MONITOR, Jakarta – Hari pertama Penerimaan Peserta Didik Baru (PPDB) di Jakarta langsung dibanjiri para peserta didik baru. Dinas Pendidikan (Disdik) Jakarta mencatat setidaknya ada sekitar 100 ribu siswa yang telah mendaftar secara online.

“Hingga siang ini sudah tercatat ada sekitar 100 lebih siswa yang mendaftar melalui online,” ujar Kasubag Humas Dinas Pendidikan DKI Jakarta, Sonny Juhersoni saat dikonfirmasi, Kamis (25/6).

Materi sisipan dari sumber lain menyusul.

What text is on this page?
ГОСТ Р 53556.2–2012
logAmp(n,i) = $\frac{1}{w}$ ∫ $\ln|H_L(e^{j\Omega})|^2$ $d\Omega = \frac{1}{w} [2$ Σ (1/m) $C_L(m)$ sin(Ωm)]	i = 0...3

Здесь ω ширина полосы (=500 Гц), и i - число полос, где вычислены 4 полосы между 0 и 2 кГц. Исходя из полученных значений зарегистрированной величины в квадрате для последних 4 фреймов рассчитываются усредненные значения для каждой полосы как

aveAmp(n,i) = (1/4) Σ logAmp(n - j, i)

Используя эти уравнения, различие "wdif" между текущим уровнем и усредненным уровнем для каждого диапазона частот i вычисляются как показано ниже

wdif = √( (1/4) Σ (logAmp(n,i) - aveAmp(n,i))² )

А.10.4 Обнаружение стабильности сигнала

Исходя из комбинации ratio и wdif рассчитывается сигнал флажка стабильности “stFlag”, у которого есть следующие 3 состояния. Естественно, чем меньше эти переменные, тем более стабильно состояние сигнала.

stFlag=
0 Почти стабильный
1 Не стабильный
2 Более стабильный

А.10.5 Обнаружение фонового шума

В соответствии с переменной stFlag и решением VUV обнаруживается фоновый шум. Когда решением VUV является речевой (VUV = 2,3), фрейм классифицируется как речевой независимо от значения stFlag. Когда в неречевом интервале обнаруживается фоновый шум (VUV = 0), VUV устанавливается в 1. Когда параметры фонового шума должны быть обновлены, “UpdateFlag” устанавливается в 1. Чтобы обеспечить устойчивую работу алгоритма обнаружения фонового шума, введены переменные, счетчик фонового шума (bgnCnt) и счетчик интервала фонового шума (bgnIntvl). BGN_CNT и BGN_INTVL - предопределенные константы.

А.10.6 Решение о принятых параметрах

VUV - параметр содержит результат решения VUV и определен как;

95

Sayangnya, Sonny tak merinci para calon peserta didik baru itu mendaftar ke jenjang apa saja. Pasalnya, Dinas Pendidikan DKI masih terus melakukan pendataan.

Diungkapkannya, proses PPDB jalur zonasi akan dibuka hingga Sabtu 27 Juni 2020 mendatang. Proses pendaftaran jalur zonasi ini dibuka untuk semua jenjang pendidikan mulai dari SD, SMP, SMA dan SMK.

Sejumlah syarat telah ditetapkan untuk pendaftaran tersebut di antaranya akta kelahiran/surat keterangan lahir, kartu keluarga, dan surat pernyataan pertanggungjawaban mutlak tentang keabsahan dokumen dari orang tua/wali calon peserta didik baru bermaterai Rp6 ribu.

Sementara, untuk jenjang SMP serta SMA setingkatnya persyaratannya antara lain akta kelahiran/surat keterangan lahir, kartu keluarga, rapor kelas 4, kelas 5, dan kelas 6.

Kemudian sertifikat akreditasi sekolah asal, dan surat pernyataan pertanggungjawaban mutlak tentang keabsahan dokumen dari orang tua/wali calon peserta didik baru bermaterai Rp6 ribu.

Pendaftaran PPDB Jakarta dibagi menjadi beberapa jalur, yakni jalur prestasi, afirmasi, inklusi, zonasi, pindah tugas orang tua dan anak guru, tahap akhir anak tenaga kesehatan korban virus corona (Covid-19).

DKI menaikkan menjadi 25% khusus jalur afirmasi SMA. Kemudian, untuk jalur zonasi, Pemprov DKI menyediakan 40 persen untuk penerimaan siswa baru SMP dan SMA.